Suffused with wanderlust, compassion, and no small amount of rock and roll, The Water Museum is a collection that confirms Luis Alberto Urrea as an American master.
“All 13 stories are realistic and unsparing, as unflinching and hard-hitting as they are beautiful. It’s difficult to find comparisons to an author as original as Urrea, a kind of literary badass who still believes in love. The Water Museum is a brilliant, powerful collection, and Luis Alberto Urrea is a master storyteller with a rock and roll heart.” NPR.org
“Urrea, celebrated for his historical sagas and nonfiction, offers 13 stories that reflect both sides of his Mexican-American heritage while stretching the reader’s understanding of human boundaries…Urrea’s command of language is matched only by his empathy for his characters.” Kirkus (Starred Review)

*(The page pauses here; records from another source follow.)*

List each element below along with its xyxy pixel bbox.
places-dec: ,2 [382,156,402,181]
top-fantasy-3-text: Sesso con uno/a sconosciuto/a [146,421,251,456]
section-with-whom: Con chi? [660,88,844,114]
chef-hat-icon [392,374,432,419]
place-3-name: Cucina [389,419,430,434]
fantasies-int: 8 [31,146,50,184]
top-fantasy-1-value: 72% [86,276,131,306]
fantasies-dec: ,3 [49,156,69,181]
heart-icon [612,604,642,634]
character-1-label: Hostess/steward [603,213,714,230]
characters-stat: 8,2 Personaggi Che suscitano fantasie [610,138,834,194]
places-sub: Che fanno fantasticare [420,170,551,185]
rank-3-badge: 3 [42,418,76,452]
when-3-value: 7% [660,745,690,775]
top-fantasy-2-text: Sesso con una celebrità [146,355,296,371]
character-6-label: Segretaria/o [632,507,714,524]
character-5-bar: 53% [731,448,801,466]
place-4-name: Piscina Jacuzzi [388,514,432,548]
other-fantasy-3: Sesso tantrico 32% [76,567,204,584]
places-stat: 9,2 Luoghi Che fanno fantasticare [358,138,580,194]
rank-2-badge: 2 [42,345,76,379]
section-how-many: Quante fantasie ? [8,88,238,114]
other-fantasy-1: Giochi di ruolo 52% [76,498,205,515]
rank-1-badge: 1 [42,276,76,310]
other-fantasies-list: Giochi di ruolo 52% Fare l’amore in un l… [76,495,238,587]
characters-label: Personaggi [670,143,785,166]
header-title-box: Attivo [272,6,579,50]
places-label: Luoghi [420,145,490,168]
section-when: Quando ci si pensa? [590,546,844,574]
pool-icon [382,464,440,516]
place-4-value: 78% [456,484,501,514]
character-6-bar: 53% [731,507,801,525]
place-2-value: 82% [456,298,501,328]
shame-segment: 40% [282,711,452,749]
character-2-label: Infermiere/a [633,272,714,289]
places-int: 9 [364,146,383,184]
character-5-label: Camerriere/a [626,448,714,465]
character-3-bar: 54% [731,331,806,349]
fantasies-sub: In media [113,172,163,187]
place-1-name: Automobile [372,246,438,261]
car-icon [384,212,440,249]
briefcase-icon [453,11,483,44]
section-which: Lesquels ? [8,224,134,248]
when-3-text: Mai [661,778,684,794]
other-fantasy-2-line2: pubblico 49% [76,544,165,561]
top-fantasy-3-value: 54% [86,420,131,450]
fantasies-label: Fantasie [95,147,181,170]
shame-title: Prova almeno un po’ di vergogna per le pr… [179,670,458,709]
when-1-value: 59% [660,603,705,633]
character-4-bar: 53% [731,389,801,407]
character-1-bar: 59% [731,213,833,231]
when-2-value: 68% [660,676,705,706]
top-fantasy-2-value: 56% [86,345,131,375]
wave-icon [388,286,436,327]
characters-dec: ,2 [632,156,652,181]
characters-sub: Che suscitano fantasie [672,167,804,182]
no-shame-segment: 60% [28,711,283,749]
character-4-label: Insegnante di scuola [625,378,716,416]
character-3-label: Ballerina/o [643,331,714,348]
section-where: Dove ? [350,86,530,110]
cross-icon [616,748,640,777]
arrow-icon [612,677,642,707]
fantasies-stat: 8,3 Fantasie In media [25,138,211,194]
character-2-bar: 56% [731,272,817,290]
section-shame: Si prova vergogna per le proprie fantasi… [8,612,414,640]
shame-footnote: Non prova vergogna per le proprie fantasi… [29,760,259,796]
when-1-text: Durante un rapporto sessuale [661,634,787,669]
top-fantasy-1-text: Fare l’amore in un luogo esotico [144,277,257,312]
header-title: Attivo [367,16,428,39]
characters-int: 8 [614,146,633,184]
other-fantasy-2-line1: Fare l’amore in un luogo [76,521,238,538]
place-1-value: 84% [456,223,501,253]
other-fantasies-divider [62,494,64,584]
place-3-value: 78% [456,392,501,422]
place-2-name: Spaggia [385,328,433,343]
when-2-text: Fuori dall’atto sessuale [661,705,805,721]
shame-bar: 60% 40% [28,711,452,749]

“Urrea has a wonderful eye for details and captures each story’s context with wonderfully sharp observations….These stories are vibrant, tender, and invoke a strong sense of place.” Publishers Weekly
“Urrea’s well-recommended collection leads readers to feel empathy for each character, deserving or not, and provides a gut-wrenching view of life along the sidelines.” Library Journal
My wife calls this book “the gateway drug.” I call it my Whitman’s Sampler. The idea being that I seem to be entering an era when a lot of new readers come my way. We thought it would be useful to present a snack platter of all the things I do in fiction. The stories are both old and new. Some of them come from an older book called Six Kinds of Sky. Sad, really–been writing since high school; you’d think I could come up with more stories. Well, I have lots of stories. But these are my favorites. The crazy Chicano stories were all part of an ancient fossil version of my new novel, The House of Broken Angels. Different Angels, and a different house. The story “Amapola” accidentally won the Edgar Award for being the best crime/mystery story of the year. I was embarrassed, but thrilled to meet Lee Child and spy on my heroes of mystery and thriller writing. On a personal note, the audiobook sessions for this volume were uproarious. We kept having to stop the machines because we were all laughing so hard.